From the days of deliveries via the Stockport Canal, it grew into one of the premier suppliers to big players like Warburtons and Northwich-based Roberts Bakery as well as a host of artisan and specialist bakers. A recent development has been a move into retail and the company's distinctive stitched brown paper bags of flour can now be found in Booths.

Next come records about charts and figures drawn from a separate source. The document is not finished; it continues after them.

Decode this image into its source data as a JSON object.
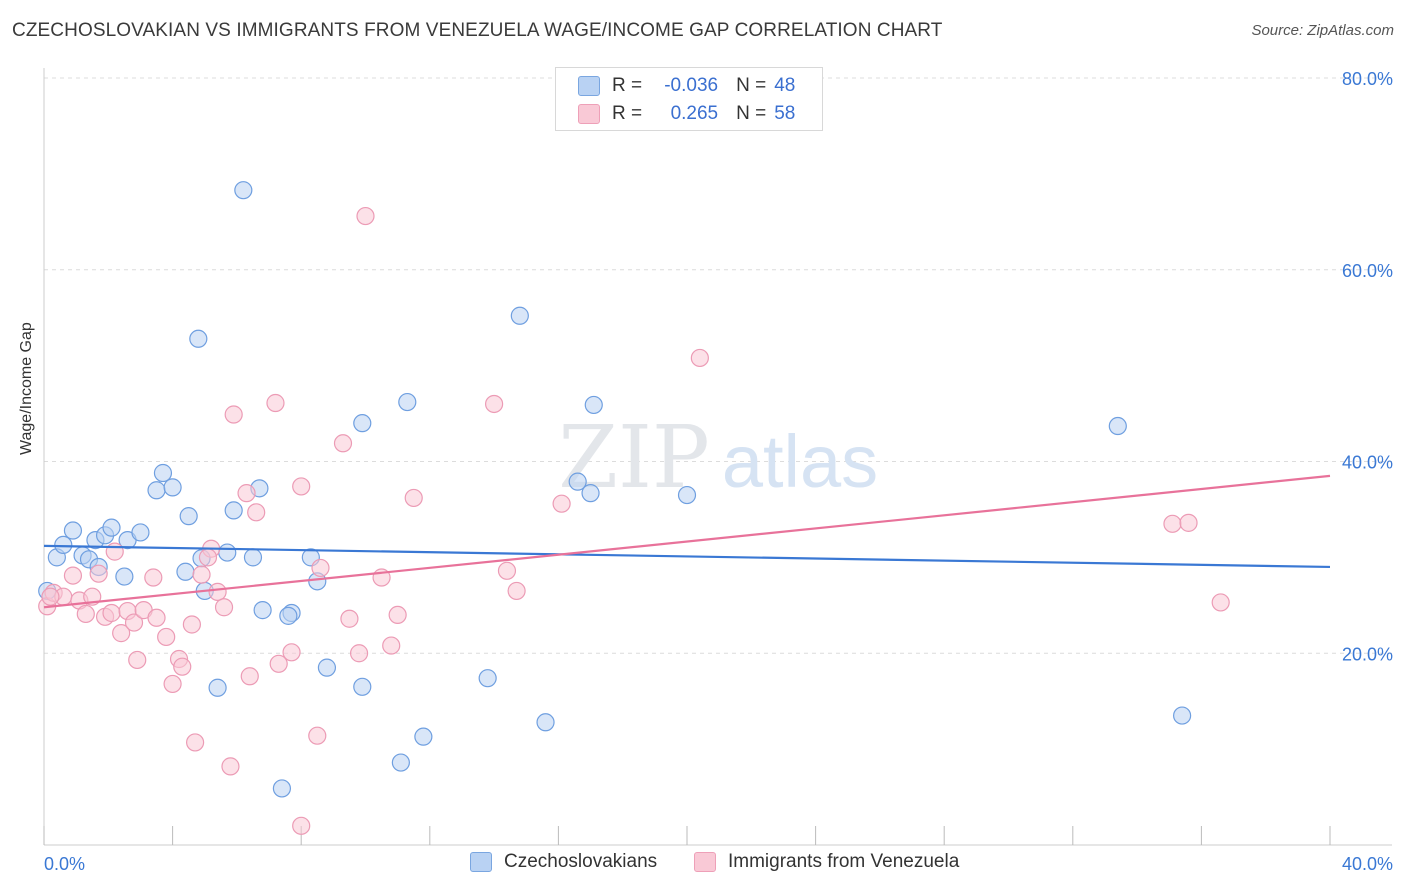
{
  "title": "CZECHOSLOVAKIAN VS IMMIGRANTS FROM VENEZUELA WAGE/INCOME GAP CORRELATION CHART",
  "source": "Source: ZipAtlas.com",
  "watermark": {
    "zip": "ZIP",
    "atlas": "atlas"
  },
  "legend": {
    "rows": [
      {
        "r_label": "R =",
        "r_value": "-0.036",
        "n_label": "N =",
        "n_value": "48"
      },
      {
        "r_label": "R =",
        "r_value": "0.265",
        "n_label": "N =",
        "n_value": "58"
      }
    ]
  },
  "bottom_legend": [
    "Czechoslovakians",
    "Immigrants from Venezuela"
  ],
  "chart_data": {
    "type": "scatter",
    "title": "CZECHOSLOVAKIAN VS IMMIGRANTS FROM VENEZUELA WAGE/INCOME GAP CORRELATION CHART",
    "xlabel": "",
    "ylabel": "Wage/Income Gap",
    "xlim": [
      0,
      40
    ],
    "ylim": [
      0,
      80
    ],
    "x_tick_labels": [
      "0.0%",
      "40.0%"
    ],
    "y_tick_labels": [
      "20.0%",
      "40.0%",
      "60.0%",
      "80.0%"
    ],
    "y_ticks": [
      20,
      40,
      60,
      80
    ],
    "grid": true,
    "colors": {
      "blue": "#3a78d4",
      "pink": "#e8729a",
      "blue_fill": "#b9d2f3",
      "pink_fill": "#f9c9d6"
    },
    "series": [
      {
        "name": "Czechoslovakians",
        "color": "#3a78d4",
        "trend": {
          "x": [
            0,
            40
          ],
          "y": [
            31.2,
            29.0
          ]
        },
        "points": [
          [
            0.1,
            26.5
          ],
          [
            0.4,
            30.0
          ],
          [
            0.6,
            31.3
          ],
          [
            0.9,
            32.8
          ],
          [
            1.2,
            30.2
          ],
          [
            1.4,
            29.8
          ],
          [
            1.6,
            31.8
          ],
          [
            1.9,
            32.3
          ],
          [
            2.1,
            33.1
          ],
          [
            1.7,
            29.0
          ],
          [
            2.6,
            31.8
          ],
          [
            2.5,
            28.0
          ],
          [
            3.0,
            32.6
          ],
          [
            3.7,
            38.8
          ],
          [
            3.5,
            37.0
          ],
          [
            4.0,
            37.3
          ],
          [
            4.5,
            34.3
          ],
          [
            4.4,
            28.5
          ],
          [
            4.9,
            29.9
          ],
          [
            5.0,
            26.5
          ],
          [
            5.7,
            30.5
          ],
          [
            5.9,
            34.9
          ],
          [
            6.5,
            30.0
          ],
          [
            6.7,
            37.2
          ],
          [
            6.8,
            24.5
          ],
          [
            7.7,
            24.2
          ],
          [
            7.6,
            23.9
          ],
          [
            8.3,
            30.0
          ],
          [
            8.5,
            27.5
          ],
          [
            8.8,
            18.5
          ],
          [
            4.8,
            52.8
          ],
          [
            6.2,
            68.3
          ],
          [
            7.4,
            5.9
          ],
          [
            9.9,
            16.5
          ],
          [
            9.9,
            44.0
          ],
          [
            11.3,
            46.2
          ],
          [
            11.1,
            8.6
          ],
          [
            11.8,
            11.3
          ],
          [
            13.8,
            17.4
          ],
          [
            14.8,
            55.2
          ],
          [
            15.6,
            12.8
          ],
          [
            16.6,
            37.9
          ],
          [
            17.0,
            36.7
          ],
          [
            17.1,
            45.9
          ],
          [
            20.0,
            36.5
          ],
          [
            33.4,
            43.7
          ],
          [
            35.4,
            13.5
          ],
          [
            5.4,
            16.4
          ]
        ]
      },
      {
        "name": "Immigrants from Venezuela",
        "color": "#e8729a",
        "trend": {
          "x": [
            0,
            40
          ],
          "y": [
            24.8,
            38.5
          ]
        },
        "points": [
          [
            0.1,
            24.9
          ],
          [
            0.3,
            26.3
          ],
          [
            0.6,
            25.9
          ],
          [
            0.9,
            28.1
          ],
          [
            1.1,
            25.5
          ],
          [
            1.3,
            24.1
          ],
          [
            1.5,
            25.9
          ],
          [
            1.7,
            28.3
          ],
          [
            1.9,
            23.8
          ],
          [
            2.1,
            24.2
          ],
          [
            2.2,
            30.6
          ],
          [
            2.4,
            22.1
          ],
          [
            2.6,
            24.4
          ],
          [
            2.8,
            23.2
          ],
          [
            2.9,
            19.3
          ],
          [
            3.1,
            24.5
          ],
          [
            3.4,
            27.9
          ],
          [
            3.5,
            23.7
          ],
          [
            3.8,
            21.7
          ],
          [
            4.0,
            16.8
          ],
          [
            4.2,
            19.4
          ],
          [
            4.3,
            18.6
          ],
          [
            4.6,
            23.0
          ],
          [
            4.7,
            10.7
          ],
          [
            4.9,
            28.2
          ],
          [
            5.2,
            30.9
          ],
          [
            5.1,
            30.0
          ],
          [
            5.4,
            26.4
          ],
          [
            5.6,
            24.8
          ],
          [
            5.8,
            8.2
          ],
          [
            5.9,
            44.9
          ],
          [
            6.3,
            36.7
          ],
          [
            6.4,
            17.6
          ],
          [
            6.6,
            34.7
          ],
          [
            7.2,
            46.1
          ],
          [
            7.3,
            18.9
          ],
          [
            7.7,
            20.1
          ],
          [
            8.0,
            37.4
          ],
          [
            8.0,
            2.0
          ],
          [
            8.5,
            11.4
          ],
          [
            8.6,
            28.9
          ],
          [
            9.3,
            41.9
          ],
          [
            9.5,
            23.6
          ],
          [
            9.8,
            20.0
          ],
          [
            10.0,
            65.6
          ],
          [
            10.5,
            27.9
          ],
          [
            10.8,
            20.8
          ],
          [
            11.0,
            24.0
          ],
          [
            11.5,
            36.2
          ],
          [
            14.0,
            46.0
          ],
          [
            14.4,
            28.6
          ],
          [
            14.7,
            26.5
          ],
          [
            16.1,
            35.6
          ],
          [
            20.4,
            50.8
          ],
          [
            35.1,
            33.5
          ],
          [
            35.6,
            33.6
          ],
          [
            36.6,
            25.3
          ],
          [
            0.2,
            25.9
          ]
        ]
      }
    ]
  }
}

Nelstrop has a wide range of brands for home bakers - the 'Tasty Seeded' flour is the favourite in our house - and they've secured a remarkable number of golds from the Good Taste awards. Alexander, one of three Nelstrops from the sixth generation in the business, said: 'We've always worked very closely with bakeries but we have not been known to the wider public.

'We thought that with people's habits changing and the growing interest in home baking the time was right to move into retail and it has been very successful.'

The mill, employing 50 staff, has its own bakery where three members of the team test new flour blends by baking them into bread. They also provide an advice service to commercial bakers.

The mill works with up to 40 different types of flour, each with different characteristics. 'We bring in Canadian wheat from the Prairies and French wheat for baguettes, but we are particularly proud to produce traditional strong flour from Cheshire farms,' added Alexander.

This year's 200th anniversary will be marked by several events, including a new history of the Nelstrop business, fundraising activities for charity and the launch of new flours including one that will probably go under the name For Goodness Bakes. This is white flour that will be milled to retain many of the nutrients normally associated with wholemeal - a godsend for health conscious parents with picky kids!